DPR Resmi Pilih Solikin M. Juhro Sebagai Deputi Gubernur BI Periode 2026–2031
astakom.com, Jakarta - Komisi XI DPR RI resmi memilih Solikin M. Juhro sebagai Deputi Gubernur Bank Indonesia (BI) untuk periode 2026-2031. Keputusan ini diambil secara mulus lewat musyawarah mufakat setelah Solikin rampung menjalani serangkaian fit and proper test.

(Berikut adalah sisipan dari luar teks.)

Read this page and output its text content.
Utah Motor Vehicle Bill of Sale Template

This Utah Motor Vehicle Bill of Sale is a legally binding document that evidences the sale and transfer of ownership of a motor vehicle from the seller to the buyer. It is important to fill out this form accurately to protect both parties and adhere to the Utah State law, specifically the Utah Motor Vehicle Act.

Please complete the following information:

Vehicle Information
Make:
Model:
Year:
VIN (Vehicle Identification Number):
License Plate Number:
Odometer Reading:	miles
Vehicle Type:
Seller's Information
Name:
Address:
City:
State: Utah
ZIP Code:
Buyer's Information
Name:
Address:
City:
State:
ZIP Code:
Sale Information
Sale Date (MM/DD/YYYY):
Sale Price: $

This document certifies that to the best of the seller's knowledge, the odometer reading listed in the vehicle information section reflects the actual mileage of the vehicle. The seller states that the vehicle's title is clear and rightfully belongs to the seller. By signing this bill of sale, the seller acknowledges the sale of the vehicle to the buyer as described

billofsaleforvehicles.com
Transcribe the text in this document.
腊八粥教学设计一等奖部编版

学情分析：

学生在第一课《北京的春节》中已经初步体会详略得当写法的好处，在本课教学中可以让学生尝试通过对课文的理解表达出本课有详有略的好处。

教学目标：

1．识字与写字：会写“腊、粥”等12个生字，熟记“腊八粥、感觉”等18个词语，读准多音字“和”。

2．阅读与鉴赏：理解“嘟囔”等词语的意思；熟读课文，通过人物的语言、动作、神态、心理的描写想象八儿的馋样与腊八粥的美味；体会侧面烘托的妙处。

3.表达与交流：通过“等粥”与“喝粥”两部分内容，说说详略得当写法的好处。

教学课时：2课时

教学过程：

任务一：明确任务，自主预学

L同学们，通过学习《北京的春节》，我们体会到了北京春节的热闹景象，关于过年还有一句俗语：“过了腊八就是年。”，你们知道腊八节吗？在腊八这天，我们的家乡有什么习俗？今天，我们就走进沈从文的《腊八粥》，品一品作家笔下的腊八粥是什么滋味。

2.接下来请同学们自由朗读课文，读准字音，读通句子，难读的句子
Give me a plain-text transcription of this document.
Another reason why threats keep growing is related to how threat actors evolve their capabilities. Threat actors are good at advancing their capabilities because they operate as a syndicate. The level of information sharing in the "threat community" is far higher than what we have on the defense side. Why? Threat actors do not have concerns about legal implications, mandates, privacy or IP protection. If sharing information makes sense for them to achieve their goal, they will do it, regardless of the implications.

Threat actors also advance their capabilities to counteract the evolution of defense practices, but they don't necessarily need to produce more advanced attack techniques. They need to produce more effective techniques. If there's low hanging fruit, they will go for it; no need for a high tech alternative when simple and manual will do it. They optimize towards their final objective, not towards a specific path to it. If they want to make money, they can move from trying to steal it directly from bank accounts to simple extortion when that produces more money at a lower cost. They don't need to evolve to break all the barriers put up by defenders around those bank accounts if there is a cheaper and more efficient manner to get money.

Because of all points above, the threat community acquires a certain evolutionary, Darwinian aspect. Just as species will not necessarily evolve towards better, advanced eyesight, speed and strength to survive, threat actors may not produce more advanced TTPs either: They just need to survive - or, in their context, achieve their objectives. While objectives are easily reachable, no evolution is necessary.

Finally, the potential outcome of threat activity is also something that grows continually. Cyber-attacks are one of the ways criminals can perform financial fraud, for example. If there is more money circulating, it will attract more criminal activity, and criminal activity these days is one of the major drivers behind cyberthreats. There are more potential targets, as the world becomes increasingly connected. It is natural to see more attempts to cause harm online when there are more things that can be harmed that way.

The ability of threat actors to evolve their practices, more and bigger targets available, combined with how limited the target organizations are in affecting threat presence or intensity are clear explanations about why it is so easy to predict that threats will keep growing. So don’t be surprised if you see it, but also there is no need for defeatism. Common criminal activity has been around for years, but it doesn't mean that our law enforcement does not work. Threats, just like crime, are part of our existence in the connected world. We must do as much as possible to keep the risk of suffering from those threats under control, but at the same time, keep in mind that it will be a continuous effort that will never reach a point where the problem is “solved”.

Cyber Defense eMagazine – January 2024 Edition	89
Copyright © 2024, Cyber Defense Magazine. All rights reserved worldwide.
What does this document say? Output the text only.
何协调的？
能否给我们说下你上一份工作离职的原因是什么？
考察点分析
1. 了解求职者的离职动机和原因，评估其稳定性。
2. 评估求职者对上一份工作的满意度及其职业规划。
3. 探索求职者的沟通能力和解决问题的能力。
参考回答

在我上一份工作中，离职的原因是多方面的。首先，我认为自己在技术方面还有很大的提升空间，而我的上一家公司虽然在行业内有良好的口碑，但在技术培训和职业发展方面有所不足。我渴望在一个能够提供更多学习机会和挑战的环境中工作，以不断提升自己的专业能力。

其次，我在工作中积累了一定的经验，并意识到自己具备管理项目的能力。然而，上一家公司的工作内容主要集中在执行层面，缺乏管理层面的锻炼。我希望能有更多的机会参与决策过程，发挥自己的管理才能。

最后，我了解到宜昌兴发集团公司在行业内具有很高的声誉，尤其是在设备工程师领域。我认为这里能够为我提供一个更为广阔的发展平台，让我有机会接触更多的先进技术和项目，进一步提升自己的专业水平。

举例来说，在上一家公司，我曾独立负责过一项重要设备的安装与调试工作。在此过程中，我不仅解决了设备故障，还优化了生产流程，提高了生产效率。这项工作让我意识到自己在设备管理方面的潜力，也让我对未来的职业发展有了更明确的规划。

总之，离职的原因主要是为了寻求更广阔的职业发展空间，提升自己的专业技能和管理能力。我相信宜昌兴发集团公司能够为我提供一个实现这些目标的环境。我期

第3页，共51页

“Komisi XI DPR RI berdasarkan musyawarah untuk mufakat menyetujui dan menetapkan Saudara Solikin M. Juhro sebagai Calon Deputi Gubernur Bank Indonesia periode 2026–2031,” tulis Komisi XI DPR RI, Kamis, pada Kamis (27/8/2026).
Setelah sukses mengantongi persetujuan dari Komisi XI, hasil keputusan ini bakal dibawa dan dilaporkan ke Rapat Paripurna DPR RI yang dijadwalkan pada Selasa (1/9/2026).
Menggantikan Aida S Budiman
Solikin sendiri merupakan calon yang diusulkan langsung oleh Presiden Prabowo Subianto, bersanding dengan M. Anwar Bashori.
Posisi ini diisi untuk menggantikan Aida S. Budiman yang melangkah ke bursa Calon Deputi Gubernur Senior BI, dan kini Aida sendiri telah sah menduduki jabatan sebagai Deputi Gubernur Senior BI.
Spill 3 misi utama dan jurus "SEMANGKA"
Saat pemaparan, Solikin membawa tiga misi utama yakni menjaga stabilitas yang dinamis, mendongkrak pertumbuhan ekonomi yang tinggi, serta memperkuat ekonomi yang inklusif.
Misi ini bakal dieksekusi lewat delapan strategi utama yang dirangkum dalam konsep unik bernama “SEMANGKA”. Strategi ini dibagi ke dalam tiga lapisan: “SEMA” sebagai jangkar kebijakan, “NG” sebagai mesin transformasi, dan “KA” sebagai pengungkit implementasi.
“Jadi jangkar kebijakan yaitu untuk menjaga stabilitas dan memperbesar kapastias pembiayaan, kemudian mesin transformasi mengalirkan kepada ekonomi dan masyarakat dan menciptakan sumber-sumber ekonomi baru dan pengungkit implementasi untuk memastikan semuanya dapat dilaksanakan secara kredibel dan bersinergi,” kata Solikin.
Gen Z Takeaway
Solikin M. Juhro resmi dipilih Komisi XI DPR sebagai calon Deputi Gubernur BI periode 2026–2031 lewat musyawarah mufakat. Setelah ini, keputusannya tinggal dibawa ke Rapat Paripurna DPR pada 1 September. Solikin membawa tiga misi utama: jaga stabilitas, dorong pertumbuhan, dan bikin ekonomi makin inklusif. Jurusnya dirangkum dalam konsep “SEMANGKA” yang jadi kerangka strategi BI dari kebijakan sampai implementasi.